Assuming data are exactly generalized Pareto, expect shape parameters to be constant (up to sampling variability).
Let \(Y_i\) i.i.d. from \(F\) with lower endpoint \(x^*\).
Consider \(a_n>0\) and \(b_n \in \mathbb{R}\) such that the distribution of the bidimensional point process \[\begin{align*} P_n =\left\{ \frac{i}{n}, \frac{Y_i-b_n}{a_n}, i = 1, \ldots, n\right\} \end{align*}\] converges to an inhomogeneous Poisson point process on sets of the form \((a, b) \times (z, \infty)\) for \(0 \leq a \leq b \leq 1\) and \(z>z_*=\lim_{n \to \infty} \{(x_*-b_n)/a_n\}\).

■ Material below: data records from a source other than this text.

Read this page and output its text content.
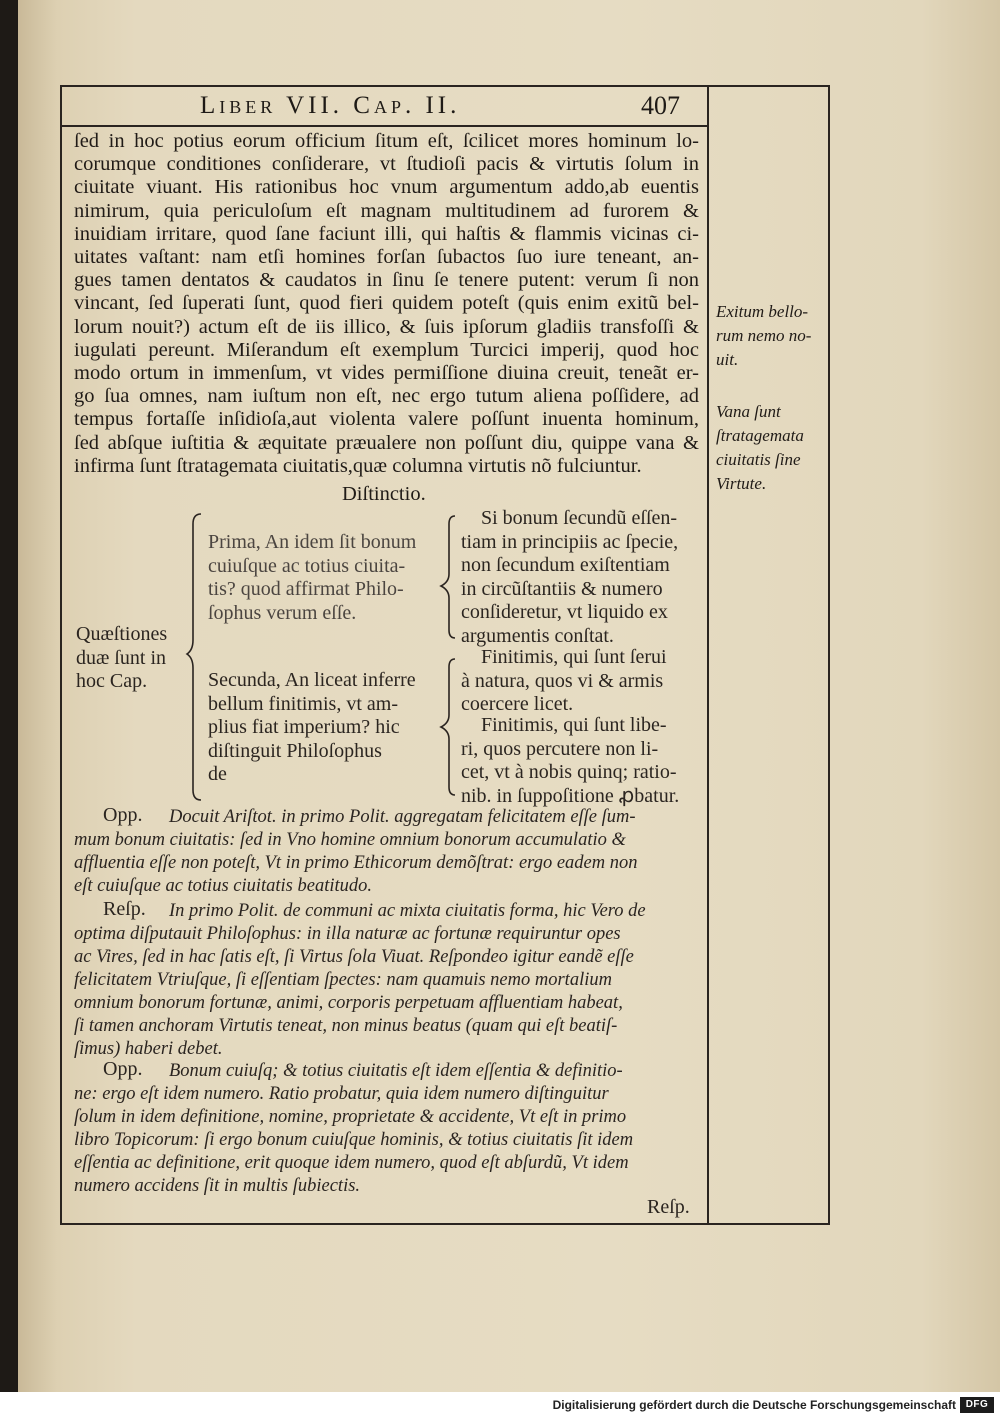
Liber VII. Cap. II.	407
ſed in hoc potius eorum officium ſitum eſt, ſcilicet mores hominum lo-
corumque conditiones conſiderare, vt ſtudioſi pacis & virtutis ſolum in
ciuitate viuant. His rationibus hoc vnum argumentum addo,ab euentis
nimirum, quia periculoſum eſt magnam multitudinem ad furorem &
inuidiam irritare, quod ſane faciunt illi, qui haſtis & flammis vicinas ci-
uitates vaſtant: nam etſi homines forſan ſubactos ſuo iure teneant, an-
gues tamen dentatos & caudatos in ſinu ſe tenere putent: verum ſi non
vincant, ſed ſuperati ſunt, quod fieri quidem poteſt (quis enim exitũ bel-
lorum nouit?) actum eſt de iis illico, & ſuis ipſorum gladiis transfoſſi &
iugulati pereunt. Miſerandum eſt exemplum Turcici imperij, quod hoc
modo ortum in immenſum, vt vides permiſſione diuina creuit, teneãt er-
go ſua omnes, nam iuſtum non eſt, nec ergo tutum aliena poſſidere, ad
tempus fortaſſe inſidioſa,aut violenta valere poſſunt inuenta hominum,
ſed abſque iuſtitia & æquitate præualere non poſſunt diu, quippe vana &
infirma ſunt ſtratagemata ciuitatis,quæ columna virtutis nõ fulciuntur.
Diſtinctio.
Exitum bello-
rum nemo no-
uit.
Vana ſunt
ſtratagemata
ciuitatis ſine
Virtute.
Quæſtiones
duæ ſunt in
hoc Cap.
Prima, An idem ſit bonum
cuiuſque ac totius ciuita-
tis? quod affirmat Philo-
ſophus verum eſſe.
Si bonum ſecundũ eſſen-
tiam in principiis ac ſpecie,
non ſecundum exiſtentiam
in circũſtantiis & numero
conſideretur, vt liquido ex
argumentis conſtat.
Secunda, An liceat inferre
bellum finitimis, vt am-
plius fiat imperium? hic
diſtinguit Philoſophus
de
Finitimis, qui ſunt ſerui
à natura, quos vi & armis
coercere licet.
Finitimis, qui ſunt libe-
ri, quos percutere non li-
cet, vt à nobis quinq; ratio-
nib. in ſuppoſitione ꝓbatur.
Opp.	Docuit Ariſtot. in primo Polit. aggregatam felicitatem eſſe ſum-
mum bonum ciuitatis: ſed in Vno homine omnium bonorum accumulatio &
affluentia eſſe non poteſt, Vt in primo Ethicorum demõſtrat: ergo eadem non
eſt cuiuſque ac totius ciuitatis beatitudo.
Reſp.	In primo Polit. de communi ac mixta ciuitatis forma, hic Vero de
optima diſputauit Philoſophus: in illa naturæ ac fortunæ requiruntur opes
ac Vires, ſed in hac ſatis eſt, ſi Virtus ſola Viuat. Reſpondeo igitur eandẽ eſſe
felicitatem Vtriuſque, ſi eſſentiam ſpectes: nam quamuis nemo mortalium
omnium bonorum fortunæ, animi, corporis perpetuam affluentiam habeat,
ſi tamen anchoram Virtutis teneat, non minus beatus (quam qui eſt beatiſ-
ſimus) haberi debet.
Opp.	Bonum cuiuſq; & totius ciuitatis eſt idem eſſentia & definitio-
ne: ergo eſt idem numero. Ratio probatur, quia idem numero diſtinguitur
ſolum in idem definitione, nomine, proprietate & accidente, Vt eſt in primo
libro Topicorum: ſi ergo bonum cuiuſque hominis, & totius ciuitatis ſit idem
eſſentia ac definitione, erit quoque idem numero, quod eſt abſurdũ, Vt idem
numero accidens ſit in multis ſubiectis.
Reſp.
Digitalisierung gefördert durch die Deutsche Forschungsgemeinschaft DFG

The intensity measure of the limiting point process, which gives the expected number of points falling in a set is \[\begin{align*} &\Lambda\{(a, b) \times (z, \infty)\} \\&\quad = (b-a)\left(1+ \xi \frac{z-\mu}{\sigma}\right)_{+}^{-1/\xi} \label{eq:pp_conv} \end{align*}\] for \(\xi \neq 0\).
\[\begin{align*} \mathcal{L}(\boldsymbol{\theta}; \boldsymbol{y}) &= (c\sigma)^{n_u} \prod_{i=1}^{n_u} \left(1+\xi\frac{y_i-\mu}{\sigma}\right)^{-1-1/\xi}_{+} \\& \times \exp\left\{- c \left(1+ \xi \frac{u-\mu}{\sigma}\right)^{-1/\xi}_{+}\right\}, \end{align*}\] The constant \(c\) is introduced as a way to relate the parameters of the point process likelihood to those of the GEV fitted to blocks of size \(m\) observations, e.g., \(c=n/m\).
Moins et al. (2023) propose a orthogonal reparametrization.
Under the Poisson approximation to the binomial, the expected number of observations above the threshold is \[\begin{align*} c \left\{1+ \xi \left( \frac{u-\mu}{\sigma}\right)\right\}^{-1/\xi} \approx n_u. \end{align*}\] We can thus relate \(\mathsf{GP}(\tau, \xi)\) with Poisson, where MLE is \[\begin{align*} \mu_0 & \approx u - \sigma_0\{(n_u/c)^{-\widehat{\xi}}-1\}/\widehat{\xi}, \\\sigma_0 &\approx \widehat{\sigma}_u (n_u/c)^{\widehat{\xi}}, \qquad \xi_0 = \widehat{\xi}. \end{align*}\]
u <- quantile(windlyon, 0.99)
opt.pp <- fit.pp(
xdat = windlyon,
threshold = u,
show = TRUE,
np = diff(range(lubridate::year(frwind$date))))
## Log-likelihood: -267
##
## Threshold: 33.1
## Number Above: 104
## Proportion Above: 0.009
## Number of periods: 47
##
## Estimates
## loc scale shape
## 36.3327 3.9506 -0.0592
##
## Standard Errors
## loc scale shape
## 0.537 0.380 0.107
##
## Optimization Information
## Convergence: successful
## Function Evaluations: 8
## Gradient Evaluations: 5